Quienes se oponen a la ley dicen que de acuerdo a esta, millones de indocumentados no podrán manejar, y que las oficinas de registración de vehículos a lo largo y ancho de la nación se convertirán en las oficinas de inmigración.

El senador Joe Liberman criticó la provisión como “rígida y no trabajable”, -una visión compartida entre muchos de sus colegas demócratas.

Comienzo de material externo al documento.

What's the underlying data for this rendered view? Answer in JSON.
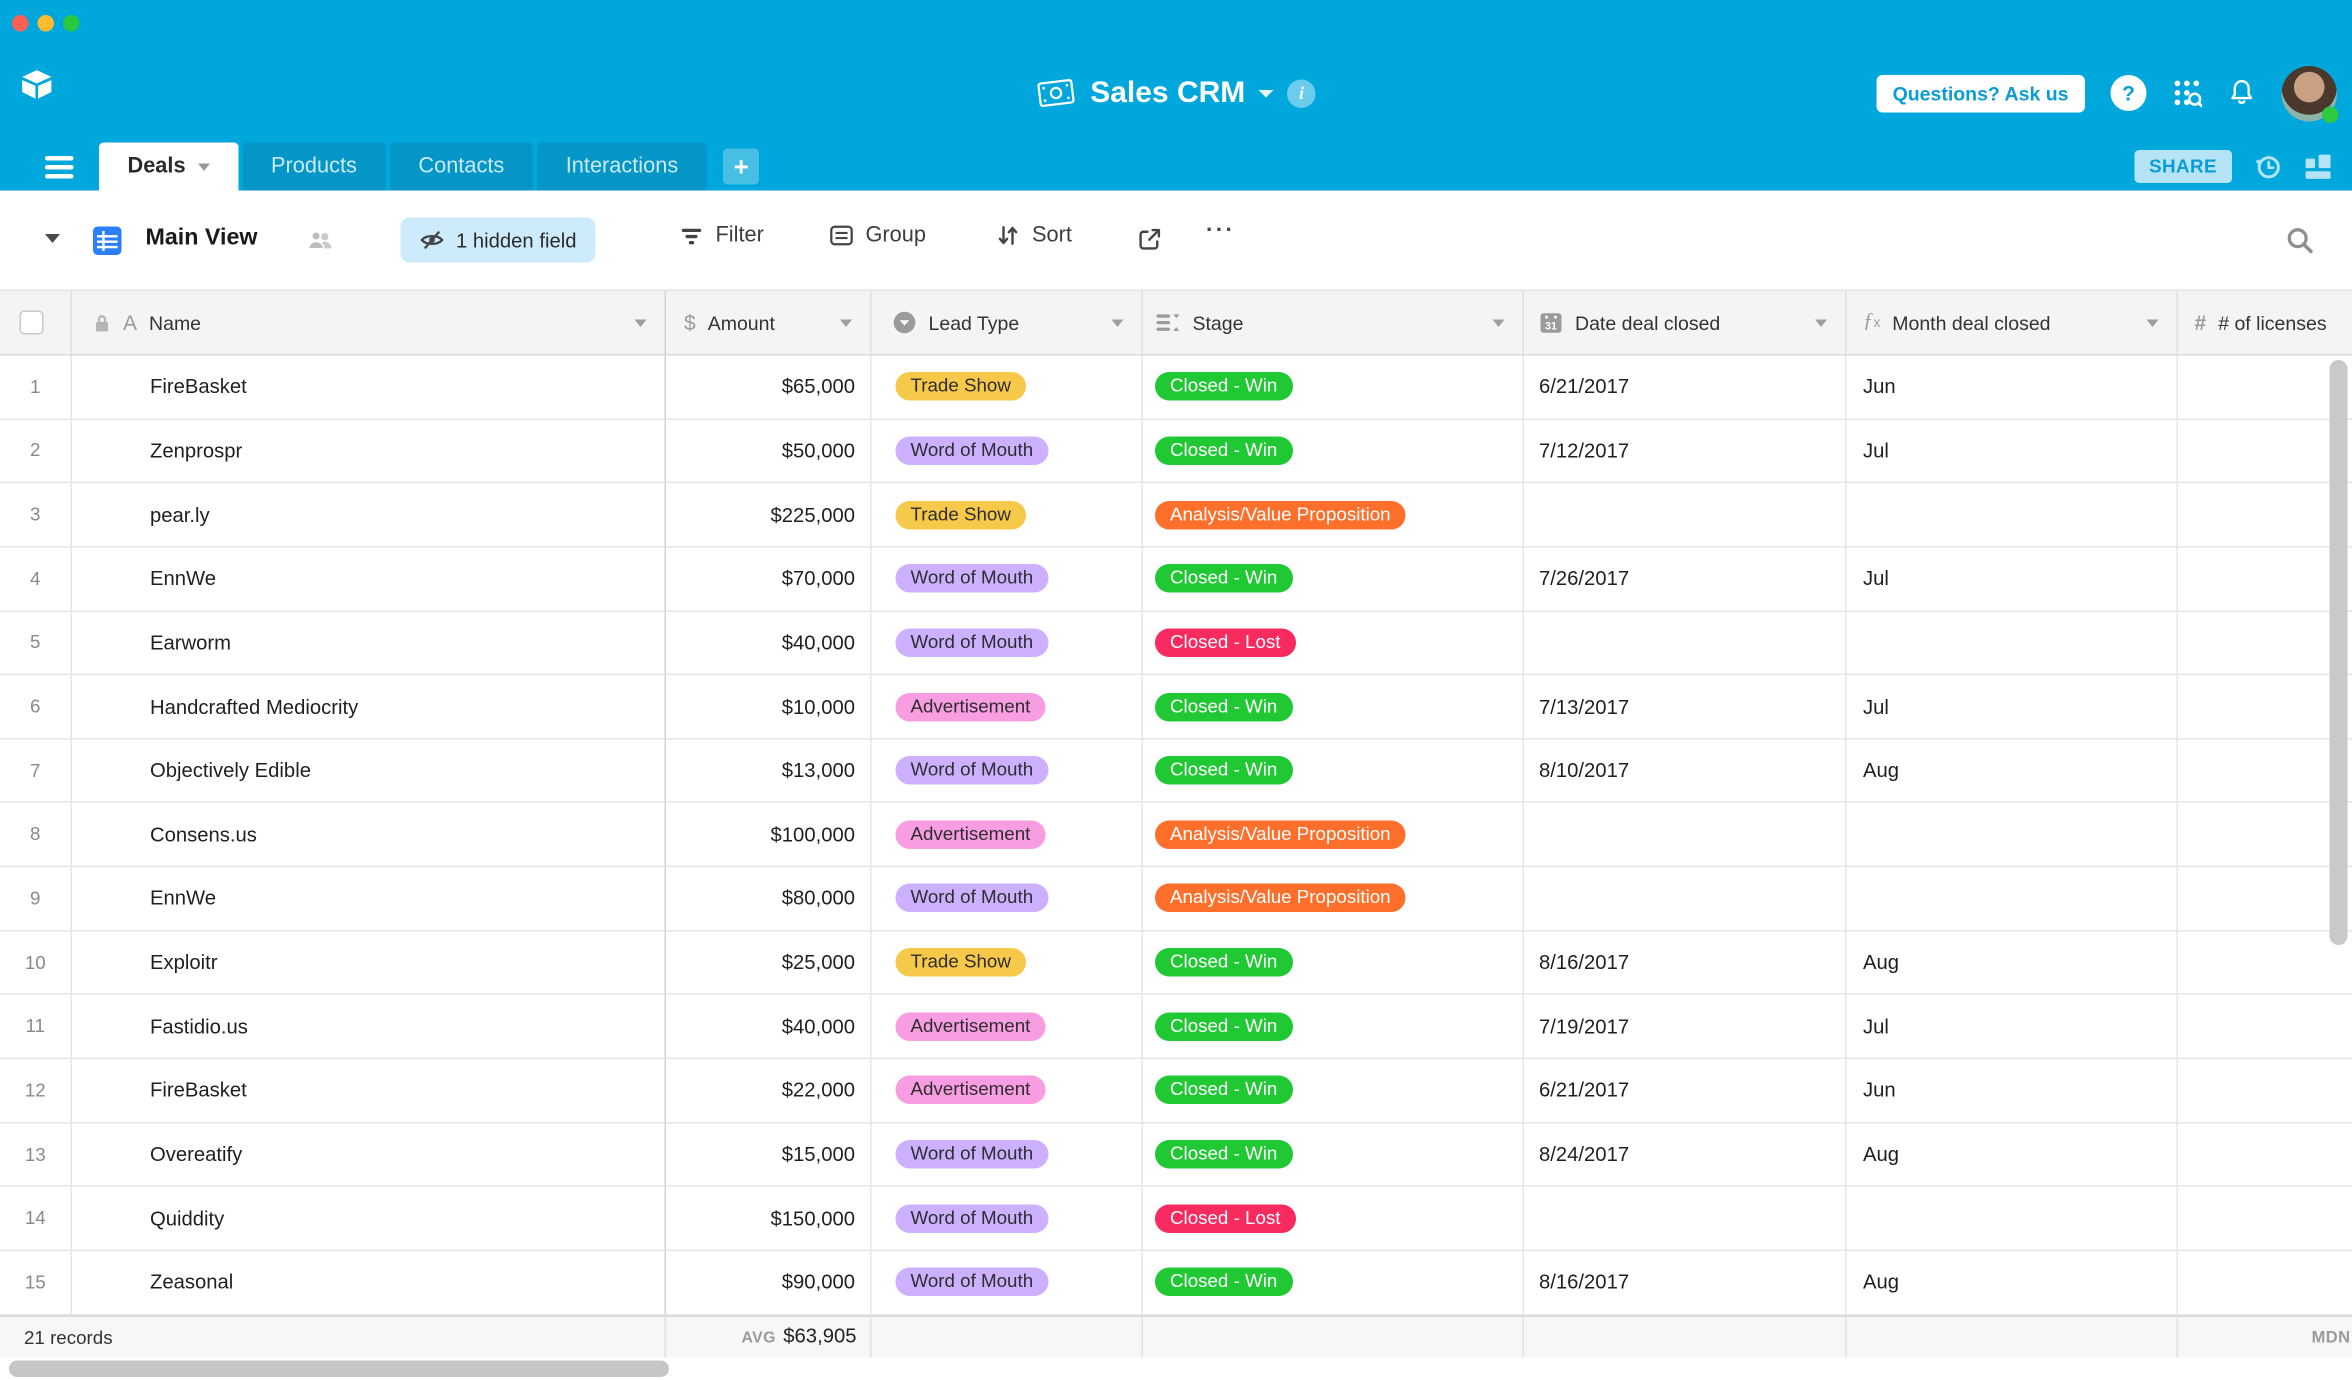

Angela Kelley, subdirectora del National Inmigration Forum, mostró su profundo desengaño con el gobierno del Bush quien, según dijo, ha tomado medidas punitivas que enlazan a los adultos o inmigrantes en general con el terrorismo.

“Este presidente ha incrementado expectativas en comuniidades latinas. Él peleará por soluciones realistas y que se pueda hacer cumplir; soluciones con sentido común para nuestro fracturado sistema de inmigración”, dijo Kelly.